“Halloween Kills” slashed its way to $4.9 million in Thursday previews.
The Universal Pictures and Blumhouse Productions horror flick is the latest blood-soaked installment in the long-running “Halloween” franchise, a series that is firmly in its fifth decade. And despite being comfortably middle-aged, “Halloween Kills” is projected to generate $35 million to $40 million in its first three days of release. That’s a big drop from the $77 million bow that its predecessor, 2018’s “Halloween,” generated in its inaugural weekend, but it’s still an impressive figure. That’s because unlike that earlier entry in the Michael Myers chronicles, “Halloween Kills” will premiere on Peacock, the NBCUniversal-owned streaming service, on the same day as its theatrical release. That could curb ticket sales, as it has for Warner Bros. releases like “The Suicide Squad” and “Cry Macho” which have debuted simultaneously on HBO Max. That’s to say nothing of the ongoing COVID pandemic, which is far, far more dangerous, deadly and disruptive than anything John Carpenter, The Godfather of the “Halloween” franchise, could have cooked up.
“Halloween Kills” will have some competition in the form of 20th Century’s period drama “The Last Duel,” which is aiming to collect a muted $10 million in the U.S. That’s a paltry launch for a film starring Matt Damon, Adam Driver, Jodie Comer and Ben Affleck, which only delivered $350K in Thursday night previews.
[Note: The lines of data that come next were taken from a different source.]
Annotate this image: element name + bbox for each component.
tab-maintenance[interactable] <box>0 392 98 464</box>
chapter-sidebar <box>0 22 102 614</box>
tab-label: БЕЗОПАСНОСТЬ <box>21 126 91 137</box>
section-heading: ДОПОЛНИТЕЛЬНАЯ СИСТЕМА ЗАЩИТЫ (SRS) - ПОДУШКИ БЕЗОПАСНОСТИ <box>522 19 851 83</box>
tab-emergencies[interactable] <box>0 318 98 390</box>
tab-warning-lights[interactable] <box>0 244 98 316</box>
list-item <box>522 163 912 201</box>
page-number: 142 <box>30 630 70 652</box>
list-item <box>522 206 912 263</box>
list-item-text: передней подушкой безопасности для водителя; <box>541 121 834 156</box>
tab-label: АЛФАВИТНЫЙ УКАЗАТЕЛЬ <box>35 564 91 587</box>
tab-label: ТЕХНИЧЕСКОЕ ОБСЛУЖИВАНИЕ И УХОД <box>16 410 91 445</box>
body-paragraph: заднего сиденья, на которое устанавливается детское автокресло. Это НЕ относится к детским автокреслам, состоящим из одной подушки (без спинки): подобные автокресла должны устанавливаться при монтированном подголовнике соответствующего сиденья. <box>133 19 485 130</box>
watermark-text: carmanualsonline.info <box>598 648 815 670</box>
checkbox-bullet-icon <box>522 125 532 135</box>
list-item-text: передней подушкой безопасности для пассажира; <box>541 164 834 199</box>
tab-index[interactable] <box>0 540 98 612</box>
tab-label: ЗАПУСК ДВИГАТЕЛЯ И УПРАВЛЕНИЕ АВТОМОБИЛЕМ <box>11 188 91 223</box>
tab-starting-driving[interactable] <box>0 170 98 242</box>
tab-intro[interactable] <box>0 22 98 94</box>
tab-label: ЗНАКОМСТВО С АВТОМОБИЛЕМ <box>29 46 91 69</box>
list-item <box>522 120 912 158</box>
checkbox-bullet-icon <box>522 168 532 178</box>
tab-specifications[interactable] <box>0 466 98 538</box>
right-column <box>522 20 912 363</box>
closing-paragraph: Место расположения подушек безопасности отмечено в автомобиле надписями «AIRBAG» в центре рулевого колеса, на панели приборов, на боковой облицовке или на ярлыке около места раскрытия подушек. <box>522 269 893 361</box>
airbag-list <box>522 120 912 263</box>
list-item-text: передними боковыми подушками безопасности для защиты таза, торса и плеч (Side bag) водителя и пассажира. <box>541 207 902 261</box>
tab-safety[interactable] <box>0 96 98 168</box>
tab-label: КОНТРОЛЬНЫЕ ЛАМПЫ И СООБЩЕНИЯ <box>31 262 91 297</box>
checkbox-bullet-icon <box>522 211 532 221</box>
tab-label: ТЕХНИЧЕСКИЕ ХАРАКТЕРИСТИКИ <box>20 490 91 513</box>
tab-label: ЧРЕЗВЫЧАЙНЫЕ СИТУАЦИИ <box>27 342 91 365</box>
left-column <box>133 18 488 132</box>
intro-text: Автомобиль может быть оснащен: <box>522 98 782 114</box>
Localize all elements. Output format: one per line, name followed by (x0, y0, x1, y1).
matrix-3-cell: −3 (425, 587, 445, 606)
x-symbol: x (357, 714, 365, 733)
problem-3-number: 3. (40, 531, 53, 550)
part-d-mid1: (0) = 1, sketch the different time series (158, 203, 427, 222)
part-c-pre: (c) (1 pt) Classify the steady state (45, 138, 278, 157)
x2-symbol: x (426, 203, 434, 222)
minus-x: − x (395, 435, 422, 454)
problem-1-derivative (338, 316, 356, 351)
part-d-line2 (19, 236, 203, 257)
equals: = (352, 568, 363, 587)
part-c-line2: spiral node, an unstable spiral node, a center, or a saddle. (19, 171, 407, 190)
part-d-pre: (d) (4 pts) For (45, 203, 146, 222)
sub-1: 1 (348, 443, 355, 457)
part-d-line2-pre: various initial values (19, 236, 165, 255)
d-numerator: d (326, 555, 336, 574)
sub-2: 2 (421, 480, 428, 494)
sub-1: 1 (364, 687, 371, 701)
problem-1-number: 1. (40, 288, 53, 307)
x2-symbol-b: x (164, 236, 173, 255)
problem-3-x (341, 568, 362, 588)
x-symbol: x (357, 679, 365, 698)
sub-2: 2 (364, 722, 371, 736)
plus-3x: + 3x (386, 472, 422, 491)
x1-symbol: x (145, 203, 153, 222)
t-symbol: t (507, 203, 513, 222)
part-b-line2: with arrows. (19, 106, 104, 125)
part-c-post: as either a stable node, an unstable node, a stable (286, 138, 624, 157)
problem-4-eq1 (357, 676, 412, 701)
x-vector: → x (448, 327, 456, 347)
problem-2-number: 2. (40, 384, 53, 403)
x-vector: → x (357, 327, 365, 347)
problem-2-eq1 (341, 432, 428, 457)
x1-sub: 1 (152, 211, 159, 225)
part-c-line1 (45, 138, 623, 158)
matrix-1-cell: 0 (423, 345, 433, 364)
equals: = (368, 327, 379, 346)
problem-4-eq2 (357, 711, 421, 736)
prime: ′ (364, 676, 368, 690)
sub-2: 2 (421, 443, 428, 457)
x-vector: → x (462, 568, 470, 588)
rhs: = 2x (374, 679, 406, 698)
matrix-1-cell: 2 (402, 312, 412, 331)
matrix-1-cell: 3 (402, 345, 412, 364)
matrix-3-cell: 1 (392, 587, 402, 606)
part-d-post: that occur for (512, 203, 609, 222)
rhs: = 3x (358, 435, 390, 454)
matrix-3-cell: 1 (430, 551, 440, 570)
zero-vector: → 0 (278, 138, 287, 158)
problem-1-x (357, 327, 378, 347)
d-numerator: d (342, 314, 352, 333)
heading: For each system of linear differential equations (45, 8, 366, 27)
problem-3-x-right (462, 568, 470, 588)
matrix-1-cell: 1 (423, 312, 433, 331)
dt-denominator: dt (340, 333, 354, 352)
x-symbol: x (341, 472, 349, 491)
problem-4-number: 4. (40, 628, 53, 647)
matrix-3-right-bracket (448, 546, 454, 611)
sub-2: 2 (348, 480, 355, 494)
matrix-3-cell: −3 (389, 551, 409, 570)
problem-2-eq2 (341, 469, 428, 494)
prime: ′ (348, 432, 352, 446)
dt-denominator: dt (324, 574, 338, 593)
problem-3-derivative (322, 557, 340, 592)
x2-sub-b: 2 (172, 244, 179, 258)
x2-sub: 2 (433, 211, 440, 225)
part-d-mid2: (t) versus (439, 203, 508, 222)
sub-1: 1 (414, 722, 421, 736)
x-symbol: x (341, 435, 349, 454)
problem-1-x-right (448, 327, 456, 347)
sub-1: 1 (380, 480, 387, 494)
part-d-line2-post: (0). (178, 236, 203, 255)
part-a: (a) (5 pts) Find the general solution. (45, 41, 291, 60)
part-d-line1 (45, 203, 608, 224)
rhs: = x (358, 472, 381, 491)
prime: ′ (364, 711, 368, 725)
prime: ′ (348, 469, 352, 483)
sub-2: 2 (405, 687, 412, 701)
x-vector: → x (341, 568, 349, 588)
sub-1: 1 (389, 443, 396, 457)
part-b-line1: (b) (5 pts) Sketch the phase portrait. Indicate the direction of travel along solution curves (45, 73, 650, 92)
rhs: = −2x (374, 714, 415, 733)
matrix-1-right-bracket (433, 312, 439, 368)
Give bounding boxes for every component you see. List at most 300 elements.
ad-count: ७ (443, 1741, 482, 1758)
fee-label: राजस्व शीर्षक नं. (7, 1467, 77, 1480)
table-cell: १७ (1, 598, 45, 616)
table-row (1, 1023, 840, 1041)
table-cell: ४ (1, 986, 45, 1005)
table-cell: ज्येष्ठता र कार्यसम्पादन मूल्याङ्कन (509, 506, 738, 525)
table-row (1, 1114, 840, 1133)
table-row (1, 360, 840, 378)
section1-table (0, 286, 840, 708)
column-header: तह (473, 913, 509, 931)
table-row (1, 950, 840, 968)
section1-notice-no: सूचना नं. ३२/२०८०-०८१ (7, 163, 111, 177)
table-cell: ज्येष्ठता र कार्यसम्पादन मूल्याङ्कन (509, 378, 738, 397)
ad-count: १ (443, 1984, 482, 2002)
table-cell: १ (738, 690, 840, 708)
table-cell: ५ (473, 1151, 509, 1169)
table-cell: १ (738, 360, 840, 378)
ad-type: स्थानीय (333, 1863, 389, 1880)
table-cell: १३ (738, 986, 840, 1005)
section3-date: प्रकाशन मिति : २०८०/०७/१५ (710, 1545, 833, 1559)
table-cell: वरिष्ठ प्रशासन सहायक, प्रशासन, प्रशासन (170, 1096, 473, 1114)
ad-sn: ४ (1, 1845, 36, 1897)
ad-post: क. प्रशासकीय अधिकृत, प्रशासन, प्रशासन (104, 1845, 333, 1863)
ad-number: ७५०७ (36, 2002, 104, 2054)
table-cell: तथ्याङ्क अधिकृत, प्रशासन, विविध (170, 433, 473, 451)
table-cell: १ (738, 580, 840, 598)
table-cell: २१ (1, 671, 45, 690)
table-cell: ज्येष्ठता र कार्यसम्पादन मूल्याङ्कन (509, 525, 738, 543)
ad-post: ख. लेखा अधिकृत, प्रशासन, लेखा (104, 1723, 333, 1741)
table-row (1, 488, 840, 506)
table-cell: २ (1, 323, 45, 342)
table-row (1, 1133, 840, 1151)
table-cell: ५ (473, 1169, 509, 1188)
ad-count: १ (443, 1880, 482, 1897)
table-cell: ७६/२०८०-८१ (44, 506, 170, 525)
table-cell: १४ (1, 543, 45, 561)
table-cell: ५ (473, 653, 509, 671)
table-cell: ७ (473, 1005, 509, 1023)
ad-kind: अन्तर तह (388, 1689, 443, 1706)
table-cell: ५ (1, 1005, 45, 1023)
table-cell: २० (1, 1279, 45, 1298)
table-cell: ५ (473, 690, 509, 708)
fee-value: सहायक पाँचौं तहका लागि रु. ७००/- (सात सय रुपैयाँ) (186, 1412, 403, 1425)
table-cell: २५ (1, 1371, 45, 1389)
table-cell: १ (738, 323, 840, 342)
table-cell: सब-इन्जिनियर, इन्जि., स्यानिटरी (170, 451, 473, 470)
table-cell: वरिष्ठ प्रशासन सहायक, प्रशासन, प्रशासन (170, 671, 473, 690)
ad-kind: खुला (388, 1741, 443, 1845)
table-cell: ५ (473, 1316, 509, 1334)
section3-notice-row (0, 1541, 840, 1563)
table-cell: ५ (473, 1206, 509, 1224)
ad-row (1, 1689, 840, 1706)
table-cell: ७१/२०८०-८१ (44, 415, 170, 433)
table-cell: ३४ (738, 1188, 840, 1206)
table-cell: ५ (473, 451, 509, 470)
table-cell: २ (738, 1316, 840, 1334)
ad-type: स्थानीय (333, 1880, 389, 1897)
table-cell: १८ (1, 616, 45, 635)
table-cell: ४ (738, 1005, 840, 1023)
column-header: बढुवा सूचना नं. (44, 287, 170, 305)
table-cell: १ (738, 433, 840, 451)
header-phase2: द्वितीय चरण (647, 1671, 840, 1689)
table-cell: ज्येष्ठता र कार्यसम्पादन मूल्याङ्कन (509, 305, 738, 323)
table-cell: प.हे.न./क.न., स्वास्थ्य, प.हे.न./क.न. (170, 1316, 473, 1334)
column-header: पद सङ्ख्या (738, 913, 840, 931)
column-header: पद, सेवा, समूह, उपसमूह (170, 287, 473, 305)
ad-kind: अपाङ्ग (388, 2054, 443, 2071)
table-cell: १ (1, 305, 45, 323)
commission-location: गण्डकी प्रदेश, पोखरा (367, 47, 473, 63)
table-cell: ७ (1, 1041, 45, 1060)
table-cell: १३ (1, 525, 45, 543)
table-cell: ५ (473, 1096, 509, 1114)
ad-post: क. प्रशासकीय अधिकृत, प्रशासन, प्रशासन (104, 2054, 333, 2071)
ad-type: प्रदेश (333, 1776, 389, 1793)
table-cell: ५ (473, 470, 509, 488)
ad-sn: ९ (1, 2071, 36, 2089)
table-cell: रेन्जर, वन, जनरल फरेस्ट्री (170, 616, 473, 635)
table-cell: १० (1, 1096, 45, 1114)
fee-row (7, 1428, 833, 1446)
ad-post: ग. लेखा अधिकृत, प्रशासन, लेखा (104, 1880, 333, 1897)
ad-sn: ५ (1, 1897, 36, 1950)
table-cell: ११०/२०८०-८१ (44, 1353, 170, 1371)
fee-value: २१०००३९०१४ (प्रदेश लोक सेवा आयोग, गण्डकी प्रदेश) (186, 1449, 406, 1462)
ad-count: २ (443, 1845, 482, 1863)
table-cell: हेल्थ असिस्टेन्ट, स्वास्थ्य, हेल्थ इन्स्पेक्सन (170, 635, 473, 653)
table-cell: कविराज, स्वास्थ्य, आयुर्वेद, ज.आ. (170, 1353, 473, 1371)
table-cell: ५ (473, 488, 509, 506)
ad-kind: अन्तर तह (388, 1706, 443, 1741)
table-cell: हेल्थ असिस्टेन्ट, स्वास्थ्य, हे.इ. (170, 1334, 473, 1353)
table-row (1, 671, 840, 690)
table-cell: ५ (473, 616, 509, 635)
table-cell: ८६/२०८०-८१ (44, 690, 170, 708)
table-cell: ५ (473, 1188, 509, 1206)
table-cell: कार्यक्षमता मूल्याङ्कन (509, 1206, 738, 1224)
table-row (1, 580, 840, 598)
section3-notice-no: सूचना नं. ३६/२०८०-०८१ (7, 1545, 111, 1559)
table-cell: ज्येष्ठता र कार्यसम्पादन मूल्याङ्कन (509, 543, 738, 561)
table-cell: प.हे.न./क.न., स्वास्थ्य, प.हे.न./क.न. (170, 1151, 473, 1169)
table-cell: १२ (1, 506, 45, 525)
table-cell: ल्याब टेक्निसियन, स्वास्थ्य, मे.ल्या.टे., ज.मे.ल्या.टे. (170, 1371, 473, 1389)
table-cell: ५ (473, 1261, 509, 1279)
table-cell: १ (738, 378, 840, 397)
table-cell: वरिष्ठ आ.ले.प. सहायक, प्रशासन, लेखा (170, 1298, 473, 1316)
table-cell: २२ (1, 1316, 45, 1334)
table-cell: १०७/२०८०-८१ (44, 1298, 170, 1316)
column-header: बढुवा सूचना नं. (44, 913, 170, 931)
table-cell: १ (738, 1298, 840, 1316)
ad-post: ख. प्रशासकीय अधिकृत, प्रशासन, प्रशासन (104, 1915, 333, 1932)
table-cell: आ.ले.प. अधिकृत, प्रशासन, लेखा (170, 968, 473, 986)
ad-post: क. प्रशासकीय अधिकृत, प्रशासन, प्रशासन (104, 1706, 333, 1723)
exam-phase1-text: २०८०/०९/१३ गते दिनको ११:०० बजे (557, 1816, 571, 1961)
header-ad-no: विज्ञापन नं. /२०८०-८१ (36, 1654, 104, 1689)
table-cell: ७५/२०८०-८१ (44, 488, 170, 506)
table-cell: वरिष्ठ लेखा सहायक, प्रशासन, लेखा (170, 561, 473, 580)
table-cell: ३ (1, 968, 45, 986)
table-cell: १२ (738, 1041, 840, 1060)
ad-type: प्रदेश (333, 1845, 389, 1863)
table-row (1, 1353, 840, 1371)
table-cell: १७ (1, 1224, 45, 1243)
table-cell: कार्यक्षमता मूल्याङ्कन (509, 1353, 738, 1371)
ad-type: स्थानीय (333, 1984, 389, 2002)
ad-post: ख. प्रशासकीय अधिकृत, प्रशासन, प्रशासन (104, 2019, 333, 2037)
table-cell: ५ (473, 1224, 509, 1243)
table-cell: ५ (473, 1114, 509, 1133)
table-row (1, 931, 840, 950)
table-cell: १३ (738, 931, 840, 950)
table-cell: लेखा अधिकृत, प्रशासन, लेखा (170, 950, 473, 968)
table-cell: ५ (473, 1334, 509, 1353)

“Halloween Kills” follows Laurie Strode (Jamie Lee Curtis) after she learns that Myers did not die in the fiery inferno she cooked up at the end of the last movie. Laurie rallies her daughter Karen (Judy Greer), granddaughter Allyson (Andi Matichak) and the town of Haddonfield to rise up against Michael Myers as he prepares for his umpteenth blood-letting. There’s already a sequel, “Halloween Ends,” scheduled for Oct. 14, 2022, so chances are she won’t be able to land a fatal blow. David Gordon Green returns behind the camera, having previously helmed 2018’s “Halloween.” In another life, he also oversaw small indies like “Undertow” and “George Washington” before making the move into more mainstream fare like “Pineapple Express.”